The supply chain risk extends beyond direct organizational repositories. Open-source healthcare libraries commonly used across the industry (FHIR parsing libraries, HL7 interface code, DICOM processing tools) accept external contributions. A compromised dependency used by dozens of healthcare organizations creates a multiplier effect for credential theft and potential PHI exposure.

Regulatory compliance adds another layer of concern. HIPAA breach notification requirements trigger if credentials with PHI access are stolen, even if no evidence exists of actual PHI exfiltration. Organizations must conduct forensic analysis to determine the scope of potential access, document the timeline, and potentially notify affected individuals and HHS. Audit trail requirements mean development teams must maintain detailed logs of who accessed what systems and when—but GitHub Actions logs may not capture credential theft via AI agent prompt injection in sufficient detail to satisfy compliance requirements.

Defensive Measures

The researchers recommend treating prompt injection as "phishing for machines" and applying need-to-know principles to AI agents. If a code review agent doesn't require bash execution, don't provide that tool. Use allowlists to restrict agent access to only required resources. If the agent's job is summarizing issues, it doesn't need credentials for GitHub write access.

For GitHub Actions specifically, enable "Require approval for all external contributors" on all repositories to prevent automatic workflow execution on untrusted PRs. Review which secrets and tokens each workflow can access, implementing credential separation by sensitivity level (development vs. production, read-only vs. write access). Limit tool access in the GitHub Actions environment to the minimum required for each agent's specific function.
Healthcare organizations should conduct an immediate audit of which GitHub Actions use AI agents, catalog which credentials those workflows can access, and implement approval workflows for AI agent code reviews. Separate credentials by function and sensitivity, ensuring production FHIR server credentials aren't accessible to development environment workflows.

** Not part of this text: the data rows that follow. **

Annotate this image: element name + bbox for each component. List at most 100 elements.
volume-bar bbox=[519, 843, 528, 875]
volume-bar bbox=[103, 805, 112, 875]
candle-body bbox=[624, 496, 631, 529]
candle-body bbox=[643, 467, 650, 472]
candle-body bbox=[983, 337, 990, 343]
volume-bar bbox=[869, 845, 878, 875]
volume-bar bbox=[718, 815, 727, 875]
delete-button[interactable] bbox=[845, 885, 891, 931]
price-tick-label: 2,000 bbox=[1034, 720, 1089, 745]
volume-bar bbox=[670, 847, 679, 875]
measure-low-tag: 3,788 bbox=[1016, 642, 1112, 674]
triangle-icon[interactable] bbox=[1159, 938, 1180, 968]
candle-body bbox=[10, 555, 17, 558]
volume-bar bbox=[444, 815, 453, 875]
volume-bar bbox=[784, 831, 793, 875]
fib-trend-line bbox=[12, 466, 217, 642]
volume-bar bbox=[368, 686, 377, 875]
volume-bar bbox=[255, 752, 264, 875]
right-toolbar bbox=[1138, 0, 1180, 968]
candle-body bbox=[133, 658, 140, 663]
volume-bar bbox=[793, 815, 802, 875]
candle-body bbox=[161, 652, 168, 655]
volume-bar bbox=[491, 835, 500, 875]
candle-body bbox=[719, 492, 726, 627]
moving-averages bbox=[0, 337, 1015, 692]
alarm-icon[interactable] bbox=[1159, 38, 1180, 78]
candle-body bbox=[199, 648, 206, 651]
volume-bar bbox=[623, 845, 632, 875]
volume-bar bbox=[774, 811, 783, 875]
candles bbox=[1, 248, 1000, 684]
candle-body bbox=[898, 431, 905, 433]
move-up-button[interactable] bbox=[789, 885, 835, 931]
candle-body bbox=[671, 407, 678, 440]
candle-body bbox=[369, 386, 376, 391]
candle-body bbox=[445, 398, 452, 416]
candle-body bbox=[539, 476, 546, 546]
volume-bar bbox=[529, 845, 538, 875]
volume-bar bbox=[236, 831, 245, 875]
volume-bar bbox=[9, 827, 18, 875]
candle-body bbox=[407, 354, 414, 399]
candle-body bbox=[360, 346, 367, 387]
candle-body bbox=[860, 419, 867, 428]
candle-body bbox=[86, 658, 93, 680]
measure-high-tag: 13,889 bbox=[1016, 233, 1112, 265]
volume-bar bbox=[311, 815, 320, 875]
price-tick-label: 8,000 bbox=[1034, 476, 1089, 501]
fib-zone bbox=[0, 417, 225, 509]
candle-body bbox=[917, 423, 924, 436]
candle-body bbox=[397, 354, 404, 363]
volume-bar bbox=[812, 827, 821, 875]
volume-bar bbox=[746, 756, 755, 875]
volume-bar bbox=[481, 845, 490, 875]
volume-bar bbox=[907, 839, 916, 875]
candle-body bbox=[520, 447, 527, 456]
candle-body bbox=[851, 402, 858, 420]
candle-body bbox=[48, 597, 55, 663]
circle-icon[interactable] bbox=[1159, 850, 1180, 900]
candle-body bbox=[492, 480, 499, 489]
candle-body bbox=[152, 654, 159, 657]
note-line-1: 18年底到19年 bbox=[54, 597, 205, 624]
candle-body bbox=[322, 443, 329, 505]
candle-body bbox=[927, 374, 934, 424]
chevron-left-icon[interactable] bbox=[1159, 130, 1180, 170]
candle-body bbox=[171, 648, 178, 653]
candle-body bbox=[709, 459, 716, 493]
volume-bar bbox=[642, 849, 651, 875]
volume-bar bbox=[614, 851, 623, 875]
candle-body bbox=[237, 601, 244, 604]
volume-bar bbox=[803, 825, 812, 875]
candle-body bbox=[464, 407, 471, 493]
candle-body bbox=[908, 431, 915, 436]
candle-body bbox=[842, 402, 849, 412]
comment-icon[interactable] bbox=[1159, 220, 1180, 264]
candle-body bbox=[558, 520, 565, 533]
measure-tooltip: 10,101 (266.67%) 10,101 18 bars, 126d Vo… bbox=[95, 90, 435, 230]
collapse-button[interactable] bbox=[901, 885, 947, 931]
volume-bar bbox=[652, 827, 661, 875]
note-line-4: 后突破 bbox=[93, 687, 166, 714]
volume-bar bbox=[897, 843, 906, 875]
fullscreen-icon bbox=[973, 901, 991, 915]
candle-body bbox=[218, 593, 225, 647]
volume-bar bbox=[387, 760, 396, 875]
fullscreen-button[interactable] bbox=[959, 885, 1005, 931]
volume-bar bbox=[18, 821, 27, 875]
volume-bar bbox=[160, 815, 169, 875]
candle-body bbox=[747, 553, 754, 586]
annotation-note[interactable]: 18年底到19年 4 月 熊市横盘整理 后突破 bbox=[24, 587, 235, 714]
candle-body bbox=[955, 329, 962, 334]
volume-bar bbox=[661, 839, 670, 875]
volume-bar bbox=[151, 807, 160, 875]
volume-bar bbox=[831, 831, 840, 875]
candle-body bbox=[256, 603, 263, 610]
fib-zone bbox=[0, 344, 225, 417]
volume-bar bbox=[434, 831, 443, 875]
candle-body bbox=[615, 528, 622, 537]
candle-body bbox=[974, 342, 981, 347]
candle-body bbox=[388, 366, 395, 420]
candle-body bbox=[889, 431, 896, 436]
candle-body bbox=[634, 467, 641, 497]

Implement detective controls for credential exfiltration via GitHub, such as monitoring for unusual API access patterns or unexpected data retrieval from patient databases.

Longer-term measures include establishing organizational policy on AI agent usage in healthcare development, incorporating AI agent security into vendor risk assessments, training development teams on prompt injection attack patterns specific to healthcare contexts, and building incident response playbooks for credential theft scenarios involving AI agents.

Broader Attack Surface

Guan indicated the vulnerability pattern likely affects other agents integrated with GitHub beyond the three demonstrated exploits. Potential targets include Slack bots with GitHub integration that post PR summaries to channels, Jira agents that automatically create tickets from GitHub issues, email automation agents that send deployment notifications, and deployment automation agents with access to production infrastructure credentials.

The fundamental issue is architectural: AI agents process user-controlled data (PR titles, issue bodies, comments) as trusted context without clear separation between system instructions and untrusted input. Traditional input validation and sanitization approaches designed for SQL injection or XSS don't translate cleanly to natural language processing contexts where the distinction between "data" and "instruction" is fuzzy.

The absence of public advisories and CVE assignments means organizations relying on vulnerability scanning tools and security bulletins for patch management will miss these issues entirely. Development teams must proactively review GitHub Actions configurations and AI agent integrations rather than waiting for security advisories that may never arrive.